El fameliar es -o ha sido- en Eivissa lo que los «manes» en el lar
romano; espíritus pertenecientes al clan a los que en la isla se les ha dado,
sin embargo, una función específica: trabajar o comer. Cuando el fameliar sale de la botella -adoptando
una imagen no precisamente hermosa, en forma de hombrecillo de cuerpo muy
pequeño y cabeza deforme- lo hace repitiendo machaconamente: ¡feina o menjar! ¡feina o menjar! y no
para hasta que se le ha dado en abundancia una de ambas cosas. Lo malo es que
los fameliars son rapidísimos tanto
para el trabajo como para la comida en la que, por otra parte, son bastante
exigentes. Es necesario, pues, que el propietario de uno de esos espíritus
tenga en perspectiva cuantas faenas mejor; de lo contrario, se expone a
volverse loco soportando la machacona cantinela de ¡feina o menjar! ¡feina o menjar! hasta conseguir volverle al
interior de la botella, operación que no siempre resulta fácil.

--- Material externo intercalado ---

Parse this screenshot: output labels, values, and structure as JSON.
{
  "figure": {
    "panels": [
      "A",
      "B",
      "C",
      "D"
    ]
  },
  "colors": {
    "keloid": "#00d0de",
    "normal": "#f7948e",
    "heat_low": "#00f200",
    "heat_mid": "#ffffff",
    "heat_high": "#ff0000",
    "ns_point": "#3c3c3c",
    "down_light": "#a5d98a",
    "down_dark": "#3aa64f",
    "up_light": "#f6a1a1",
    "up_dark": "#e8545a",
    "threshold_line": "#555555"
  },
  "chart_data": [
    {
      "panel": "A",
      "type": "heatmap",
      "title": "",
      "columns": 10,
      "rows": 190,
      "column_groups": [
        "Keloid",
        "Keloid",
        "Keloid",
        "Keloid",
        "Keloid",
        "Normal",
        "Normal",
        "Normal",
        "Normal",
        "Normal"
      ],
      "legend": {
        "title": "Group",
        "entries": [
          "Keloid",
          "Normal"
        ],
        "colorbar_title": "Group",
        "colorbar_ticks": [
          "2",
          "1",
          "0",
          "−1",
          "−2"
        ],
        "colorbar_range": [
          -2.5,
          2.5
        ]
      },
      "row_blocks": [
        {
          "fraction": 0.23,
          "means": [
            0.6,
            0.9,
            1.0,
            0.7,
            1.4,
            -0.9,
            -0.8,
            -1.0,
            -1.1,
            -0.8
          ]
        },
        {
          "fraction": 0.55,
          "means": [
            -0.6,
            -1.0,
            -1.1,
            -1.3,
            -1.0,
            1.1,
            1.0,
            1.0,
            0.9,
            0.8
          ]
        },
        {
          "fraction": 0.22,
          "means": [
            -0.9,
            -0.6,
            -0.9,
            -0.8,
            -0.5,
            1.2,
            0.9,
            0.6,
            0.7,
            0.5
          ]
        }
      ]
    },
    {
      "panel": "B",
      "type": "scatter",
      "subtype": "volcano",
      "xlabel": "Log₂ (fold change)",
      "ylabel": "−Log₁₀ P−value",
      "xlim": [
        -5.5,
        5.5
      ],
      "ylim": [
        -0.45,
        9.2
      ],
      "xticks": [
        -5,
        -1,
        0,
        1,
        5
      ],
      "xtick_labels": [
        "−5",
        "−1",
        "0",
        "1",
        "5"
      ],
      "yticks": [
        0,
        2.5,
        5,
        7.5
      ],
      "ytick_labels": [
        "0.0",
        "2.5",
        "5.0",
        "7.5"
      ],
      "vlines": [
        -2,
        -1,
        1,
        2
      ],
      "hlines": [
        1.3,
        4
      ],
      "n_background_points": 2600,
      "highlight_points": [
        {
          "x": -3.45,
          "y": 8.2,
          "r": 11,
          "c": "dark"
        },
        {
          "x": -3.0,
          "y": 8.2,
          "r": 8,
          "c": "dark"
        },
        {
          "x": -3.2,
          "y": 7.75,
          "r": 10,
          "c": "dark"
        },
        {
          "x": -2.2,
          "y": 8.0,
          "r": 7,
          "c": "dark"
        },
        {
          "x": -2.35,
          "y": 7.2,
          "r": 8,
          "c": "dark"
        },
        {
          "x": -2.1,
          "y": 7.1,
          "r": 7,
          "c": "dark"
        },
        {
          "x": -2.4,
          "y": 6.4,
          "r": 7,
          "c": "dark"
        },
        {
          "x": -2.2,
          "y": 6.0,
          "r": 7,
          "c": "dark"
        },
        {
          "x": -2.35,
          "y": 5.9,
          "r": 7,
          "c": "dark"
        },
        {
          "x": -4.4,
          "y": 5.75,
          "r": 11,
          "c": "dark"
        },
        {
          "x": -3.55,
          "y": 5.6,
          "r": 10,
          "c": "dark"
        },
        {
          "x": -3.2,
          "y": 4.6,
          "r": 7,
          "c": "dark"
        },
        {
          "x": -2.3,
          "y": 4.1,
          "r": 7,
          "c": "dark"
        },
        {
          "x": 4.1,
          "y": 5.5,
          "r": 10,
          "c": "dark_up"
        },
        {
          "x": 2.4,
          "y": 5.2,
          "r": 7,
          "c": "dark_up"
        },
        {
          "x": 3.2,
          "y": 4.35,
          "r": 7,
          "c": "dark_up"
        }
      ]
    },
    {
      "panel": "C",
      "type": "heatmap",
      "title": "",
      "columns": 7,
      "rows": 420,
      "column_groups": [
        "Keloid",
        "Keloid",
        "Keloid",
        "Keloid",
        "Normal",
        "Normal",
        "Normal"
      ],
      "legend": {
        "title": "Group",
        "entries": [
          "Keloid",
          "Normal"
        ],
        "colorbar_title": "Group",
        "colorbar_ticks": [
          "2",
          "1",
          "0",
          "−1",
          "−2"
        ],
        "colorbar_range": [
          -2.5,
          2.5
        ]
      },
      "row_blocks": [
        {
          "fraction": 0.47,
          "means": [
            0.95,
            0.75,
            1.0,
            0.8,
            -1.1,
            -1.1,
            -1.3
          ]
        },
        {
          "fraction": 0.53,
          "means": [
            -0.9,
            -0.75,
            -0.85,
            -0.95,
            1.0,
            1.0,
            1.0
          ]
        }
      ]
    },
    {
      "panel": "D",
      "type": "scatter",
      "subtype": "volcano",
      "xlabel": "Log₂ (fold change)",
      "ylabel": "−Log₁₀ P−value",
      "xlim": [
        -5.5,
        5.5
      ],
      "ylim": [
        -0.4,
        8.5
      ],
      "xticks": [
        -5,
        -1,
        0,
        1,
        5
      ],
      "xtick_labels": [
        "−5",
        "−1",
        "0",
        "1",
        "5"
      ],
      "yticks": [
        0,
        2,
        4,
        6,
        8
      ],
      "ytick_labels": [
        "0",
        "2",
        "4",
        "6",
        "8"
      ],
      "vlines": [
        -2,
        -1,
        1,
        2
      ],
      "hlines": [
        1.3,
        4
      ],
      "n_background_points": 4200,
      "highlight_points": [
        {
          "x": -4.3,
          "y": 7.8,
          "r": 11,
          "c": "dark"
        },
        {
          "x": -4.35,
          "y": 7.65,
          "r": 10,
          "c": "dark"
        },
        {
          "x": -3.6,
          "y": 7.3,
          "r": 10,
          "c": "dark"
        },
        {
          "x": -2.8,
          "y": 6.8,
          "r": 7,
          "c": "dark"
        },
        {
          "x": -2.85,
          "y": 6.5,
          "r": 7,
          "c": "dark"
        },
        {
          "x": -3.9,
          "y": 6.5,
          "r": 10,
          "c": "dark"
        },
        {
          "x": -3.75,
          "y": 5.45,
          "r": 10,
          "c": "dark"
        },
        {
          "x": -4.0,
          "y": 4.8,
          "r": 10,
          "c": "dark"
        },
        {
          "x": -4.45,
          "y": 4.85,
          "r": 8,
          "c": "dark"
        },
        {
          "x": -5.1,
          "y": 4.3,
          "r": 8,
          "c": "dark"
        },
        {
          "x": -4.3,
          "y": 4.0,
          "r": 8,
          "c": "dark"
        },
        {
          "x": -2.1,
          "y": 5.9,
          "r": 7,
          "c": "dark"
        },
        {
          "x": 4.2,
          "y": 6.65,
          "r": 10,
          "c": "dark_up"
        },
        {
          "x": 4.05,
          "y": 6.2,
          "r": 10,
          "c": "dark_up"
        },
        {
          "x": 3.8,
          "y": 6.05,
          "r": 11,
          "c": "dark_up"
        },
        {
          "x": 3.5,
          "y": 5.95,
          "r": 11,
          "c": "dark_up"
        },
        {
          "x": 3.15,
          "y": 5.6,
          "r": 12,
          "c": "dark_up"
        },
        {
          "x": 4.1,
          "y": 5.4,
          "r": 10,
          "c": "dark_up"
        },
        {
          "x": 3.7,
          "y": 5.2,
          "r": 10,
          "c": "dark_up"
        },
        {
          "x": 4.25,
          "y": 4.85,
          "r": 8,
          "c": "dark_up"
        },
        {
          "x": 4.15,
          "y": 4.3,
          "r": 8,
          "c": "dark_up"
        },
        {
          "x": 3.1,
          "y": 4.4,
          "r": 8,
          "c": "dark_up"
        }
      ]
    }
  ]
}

De los fameliars -que en Menorca son también
conocidos aunque con el nombre de diables
boets- se cuentan historias sin número: casas levantadas en una sola noche,
sementeras aradas y sembradas en un santiamén, robustos puentes construidos en
un abrir y cerrar de ojos y, en fin, toda clase de trabajos, los más duros y
fastidiosos, ejecutados en menos tiempo del que se tarda en contarlo.
Pero también se cuenta de
ellos algún chascarrillo, como el que le ocurrió a aquella mujer, tocada -¡cómo
no!- de una incurable curiosidad.
Fue el caso que su
marido, harto de no dar abasto a sus innumerables trabajos, decidió hacerse
con la ayuda de un fameliar y se dio
buena maña en conseguirlo. Un buen día se presentó en la casa, con el espíritu
encerrado en la botella, y, desde entonces, las cosas marchaban mucho mejor en
la finca. El hombre no andaba siempre reventado, la mujer atendía mejor sus
ocupaciones y al fameliar no le faltaba
trabajo.
En una ocasión,
hallándose sóla la madona en el
predio, decidió mandarle trabajo al duende de la botella. Su marido sé lo tenía
prohibidísimo pero ella se creía muy preparada para repartir órdenes y, sin
pensarlo dos veces, destapó la botella.
Al punto apareció el
enano bramando: ¡feina o menjar! ¡feina o
menjar!, saltando junto a ella, como un energúmeno.
La buena mujer se
aturulló un poco pero se repuso en seguida. Primero le ordenó almacenar los
sacos de trigo, luego recomponer las paredes de los bancales, más tarde cortar
leña, encender el fuego, blanquear los muros... La madona no sabía qué más
mandarle al enano que trabajaba sin descanso, con una rapidez endiablada.
Pensando, tal vez, que
una buena manera de mantenerle entretenido sería dándole una abundante comida,
la payesa le presentó el barreño con la ración preparada para los cerdos. ¡A
buenas horas iba a pensar ella que aquella repelente figura fuera tan
remilgada! Aquí fue cuando se armó el cisco. El fameliar no quiso ni oler la bazofia y saltaba y gritaba más que
nunca, sin dejar de repetir su estribillo.
La apurada campesina tuvo
que darle, al fin, todos los panes y quesos de la despensa y recurrir a todo su
ingenio para manenerle enfrascado en algún trabajo, al menos hasta que
regresara su marido.
-¡Feina o menjar! -gritaba ya el fameliar, limpiándose su bocaza con el
dorso de la mano.
-Toma esta bolsa de lana
negra -le dijo la madona-, ve a lavarla al arroyo y no vuelvas hasta no haberla
dejado blanca del todo.
Allí lo encontró el
payés, de regreso a su casa, renegando y fregando los mechones de lana, sin ver
la manera de blanquearla, hasta que, de alguna manera, el hombre consiguió
convencerle para que abandonara y se metiera de nuevo en la botella.